Why Don’t You Cry About It — Dealing With Opposition
Have you observed how heavily, even in male dominated industries, pockets of drama and sensitivity are brewing in organizations?
While it is important as a leader to consider people’s feelings and care about the personal lives of the people on your team, personalities cannot be allowed to usurp the vision of the organization. When leaders allow individual personalities to be larger than the greater good and feelings to heavily influence decisions there is destabilization of momentum that will hinder operational success.
There will always be resistance — it must be addressed.
There will often be opposition — it must be addressed.
If resistance builds to opposition and opposition becomes rebellions, the battle will be much harder fought to restore the ranks.
When a point is reached where vision conflicts with persons and/or personalities there are two simple questions that must be asked:
1) Is this conflict exposing an issue with the vision? Was there something that leadership missed and members of the team are bringing attention to valid objections to the course the organization is charting?
2) Is this conflict exposing an issue with persons and/or personalities on our team? This is a layered process that will require further investigation to determine:
A) Is this person(s) having a normal adverse reaction to change and needs to vent? Can there be a discussion with this individual(s) that will allow them to express themselves so that they can understand the vision. Will this individual(s) be able to ultimately adapt themselves and their attitudes to the success of the team? As soon as dissension is noticed by leadership, a face-to-face meeting with individuals (or a group) should be set up to allow them to air their frustrations and establish that if there are concerns those should be discussed with their immediate supervisor not in the open with other team members.
B) Is this person(s) shinning a flood light on their character through the demonstration of their detrimental actions? As in the previous scenario an in-person meeting should be conducted as promptly as possible. In situations where an individual is conducting themselves more clearly to be pernicious, the purpose of this meeting will be to establish that the negative actions need to cease immediately and an action plan with clear expectations as well as consequences will be put in place.

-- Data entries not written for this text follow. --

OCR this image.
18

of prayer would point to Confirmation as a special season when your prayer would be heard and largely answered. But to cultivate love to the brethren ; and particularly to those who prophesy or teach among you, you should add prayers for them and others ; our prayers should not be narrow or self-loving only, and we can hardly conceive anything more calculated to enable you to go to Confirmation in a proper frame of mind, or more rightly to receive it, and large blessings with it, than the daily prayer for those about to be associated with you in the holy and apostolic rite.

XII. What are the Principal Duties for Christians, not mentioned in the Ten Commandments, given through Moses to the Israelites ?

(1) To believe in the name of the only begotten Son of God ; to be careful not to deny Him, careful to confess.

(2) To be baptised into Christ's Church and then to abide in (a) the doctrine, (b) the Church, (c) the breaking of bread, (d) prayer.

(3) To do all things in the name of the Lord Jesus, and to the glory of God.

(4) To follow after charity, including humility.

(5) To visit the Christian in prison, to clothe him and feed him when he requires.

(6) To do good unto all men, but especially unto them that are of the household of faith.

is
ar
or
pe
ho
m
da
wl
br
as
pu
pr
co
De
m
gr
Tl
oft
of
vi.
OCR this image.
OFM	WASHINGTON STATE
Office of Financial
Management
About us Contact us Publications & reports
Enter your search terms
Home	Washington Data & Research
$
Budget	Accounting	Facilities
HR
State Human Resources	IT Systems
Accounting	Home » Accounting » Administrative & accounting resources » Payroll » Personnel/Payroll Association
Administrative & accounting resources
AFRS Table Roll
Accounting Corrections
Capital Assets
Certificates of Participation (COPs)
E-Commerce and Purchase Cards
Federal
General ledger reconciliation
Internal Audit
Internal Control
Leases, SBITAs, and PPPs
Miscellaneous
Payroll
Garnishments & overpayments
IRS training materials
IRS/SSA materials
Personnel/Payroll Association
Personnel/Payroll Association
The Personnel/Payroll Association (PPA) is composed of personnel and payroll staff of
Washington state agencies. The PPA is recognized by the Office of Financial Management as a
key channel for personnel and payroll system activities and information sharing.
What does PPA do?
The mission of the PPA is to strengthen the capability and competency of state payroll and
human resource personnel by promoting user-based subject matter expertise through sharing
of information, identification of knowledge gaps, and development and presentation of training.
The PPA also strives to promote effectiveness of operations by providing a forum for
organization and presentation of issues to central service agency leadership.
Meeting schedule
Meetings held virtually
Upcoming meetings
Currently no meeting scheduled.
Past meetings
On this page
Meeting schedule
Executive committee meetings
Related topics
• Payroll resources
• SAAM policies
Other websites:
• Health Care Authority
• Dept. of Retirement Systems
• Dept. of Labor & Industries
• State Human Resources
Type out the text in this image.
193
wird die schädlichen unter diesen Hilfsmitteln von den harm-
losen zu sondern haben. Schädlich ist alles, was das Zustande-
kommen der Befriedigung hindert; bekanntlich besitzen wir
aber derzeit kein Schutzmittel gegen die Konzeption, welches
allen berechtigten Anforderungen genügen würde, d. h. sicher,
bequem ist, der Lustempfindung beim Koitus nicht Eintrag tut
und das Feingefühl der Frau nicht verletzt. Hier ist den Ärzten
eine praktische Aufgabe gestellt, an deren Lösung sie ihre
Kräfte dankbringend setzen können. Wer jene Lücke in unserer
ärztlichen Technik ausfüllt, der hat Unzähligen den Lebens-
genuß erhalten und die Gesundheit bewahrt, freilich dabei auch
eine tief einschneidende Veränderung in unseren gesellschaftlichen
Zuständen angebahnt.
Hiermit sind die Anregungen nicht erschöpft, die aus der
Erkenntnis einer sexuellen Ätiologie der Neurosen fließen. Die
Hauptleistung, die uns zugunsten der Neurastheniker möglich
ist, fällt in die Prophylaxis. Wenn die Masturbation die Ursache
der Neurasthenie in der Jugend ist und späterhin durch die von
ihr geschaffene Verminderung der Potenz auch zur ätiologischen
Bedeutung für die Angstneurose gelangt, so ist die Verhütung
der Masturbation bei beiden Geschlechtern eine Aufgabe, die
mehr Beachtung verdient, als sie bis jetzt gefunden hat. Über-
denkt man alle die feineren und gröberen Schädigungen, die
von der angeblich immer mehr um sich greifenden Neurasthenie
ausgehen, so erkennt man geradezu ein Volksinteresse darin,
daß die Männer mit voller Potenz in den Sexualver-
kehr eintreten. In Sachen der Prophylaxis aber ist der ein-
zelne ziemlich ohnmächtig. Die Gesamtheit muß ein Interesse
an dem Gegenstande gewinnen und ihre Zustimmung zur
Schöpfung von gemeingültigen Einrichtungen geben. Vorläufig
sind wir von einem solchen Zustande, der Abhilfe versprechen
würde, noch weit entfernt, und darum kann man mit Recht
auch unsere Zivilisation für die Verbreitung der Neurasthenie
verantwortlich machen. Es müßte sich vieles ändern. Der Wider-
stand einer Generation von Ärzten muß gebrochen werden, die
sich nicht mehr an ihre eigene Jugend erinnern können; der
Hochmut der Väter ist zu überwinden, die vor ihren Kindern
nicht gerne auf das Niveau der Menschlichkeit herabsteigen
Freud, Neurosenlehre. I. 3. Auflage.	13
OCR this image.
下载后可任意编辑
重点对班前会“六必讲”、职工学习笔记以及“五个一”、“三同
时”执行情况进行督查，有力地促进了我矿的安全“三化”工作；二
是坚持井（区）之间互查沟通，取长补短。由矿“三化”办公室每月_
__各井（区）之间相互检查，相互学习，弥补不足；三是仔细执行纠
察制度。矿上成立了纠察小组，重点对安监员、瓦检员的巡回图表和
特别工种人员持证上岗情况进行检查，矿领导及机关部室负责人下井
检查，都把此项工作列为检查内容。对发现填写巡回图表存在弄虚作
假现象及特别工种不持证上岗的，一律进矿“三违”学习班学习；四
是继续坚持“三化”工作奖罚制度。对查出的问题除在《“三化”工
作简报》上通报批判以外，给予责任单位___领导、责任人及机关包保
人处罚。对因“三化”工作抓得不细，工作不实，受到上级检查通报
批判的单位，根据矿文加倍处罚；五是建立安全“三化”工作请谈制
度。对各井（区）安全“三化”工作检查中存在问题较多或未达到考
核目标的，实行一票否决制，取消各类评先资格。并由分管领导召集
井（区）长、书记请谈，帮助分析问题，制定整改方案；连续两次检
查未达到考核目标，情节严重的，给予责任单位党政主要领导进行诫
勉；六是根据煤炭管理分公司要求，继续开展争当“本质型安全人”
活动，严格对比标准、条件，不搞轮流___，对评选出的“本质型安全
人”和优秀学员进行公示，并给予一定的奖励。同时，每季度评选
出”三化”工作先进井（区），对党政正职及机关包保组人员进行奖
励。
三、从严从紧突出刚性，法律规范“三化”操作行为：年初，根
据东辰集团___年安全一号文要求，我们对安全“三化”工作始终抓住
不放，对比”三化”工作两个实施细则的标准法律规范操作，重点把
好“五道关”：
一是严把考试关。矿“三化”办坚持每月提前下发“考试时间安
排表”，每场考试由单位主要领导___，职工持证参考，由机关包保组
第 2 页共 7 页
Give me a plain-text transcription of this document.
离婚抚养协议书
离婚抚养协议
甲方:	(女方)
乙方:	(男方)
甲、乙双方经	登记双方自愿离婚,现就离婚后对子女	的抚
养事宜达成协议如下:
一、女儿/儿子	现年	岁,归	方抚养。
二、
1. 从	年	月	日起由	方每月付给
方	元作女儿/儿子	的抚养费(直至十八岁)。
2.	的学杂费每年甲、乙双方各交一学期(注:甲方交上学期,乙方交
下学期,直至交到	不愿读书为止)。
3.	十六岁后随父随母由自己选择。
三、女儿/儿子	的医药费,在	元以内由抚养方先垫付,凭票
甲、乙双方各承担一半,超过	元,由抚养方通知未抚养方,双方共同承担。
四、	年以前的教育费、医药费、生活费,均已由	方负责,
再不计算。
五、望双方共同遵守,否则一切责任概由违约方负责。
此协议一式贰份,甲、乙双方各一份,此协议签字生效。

Children play better when their is a fence around the playground. Leadership has the responsibility to establish the boundaries for an organization and to clarify the rules of the playground. A team is going to disagree, leadership needs to set an example for how the unit will deal with conflict. Establishing the core values and directions of the organization (or reminding a team of them) requires effort to clarify the vision and consistency in enforcing it. Article: Building Success In Policy Compliance
Nothing vivifies, and nothing kills, like the emotions.
– Joseph Roux
When emotions are flaring or team members are raging against the machine, before responding a leader should take an inventory as to whether the expectations and boundaries have been clearly communicated. Not everyone will appreciate the value of a directive, nor does everyone in the organization have to. The goal for leadership should be to clarify the value of the protocol(s), clarify the expectations and create consistency within the system. Management and employees can choose whether to work with the team to succeed in reaching collective goals or individuals will reveal that they are not a good fit for the system.
Were the directions clear? Has leadership been consistent? Is there still opposition that is affecting performance? It is time to make a change. Change can be very positive as: 1) the organization releases those resisting individuals to find an team that is a better suited to their talents, 2) the organization shows that accountability is important to management by demonstrating with actions that the team is more important than any individual (even a “star”) and 3) that leadership will consistently live by it’s stated values.
Where things can naturally become emotionally charged include tough decisions such as having to part ways with a tenured employee or cut someone loose that has great potential. Bringing a long term business relationship to an end with an individual who has historically been a high producer can be a painful process. Someone who has contributed in the past to the growth of the company but no longer fits or shares the vision with the team should take their talents elsewhere to an organization that is better suited to their production standards. Another difficult scenario is the realization that an organization may have to discontinue their contract with an employee who has the upside to be a future star but whom does not have the current maturity to be a consistent contributor.
At key decision points where opposition crosses path with vision and there is a showdown over values, will leadership close the door and tearfully chant like Jenny in Forrest Gump, “Dear God make me a bird so that I can fly far, far away.” Or will leadership take it’s box of chocolates and rise to the challenges with the sage advice of Mr. Gump, “Mama always said you’ve got to put the past behind you before you can move on.” Kick those braces off and start running with vision. The organization may just find that there is a whole group of dedicated runners who are willing to track across the continent with you.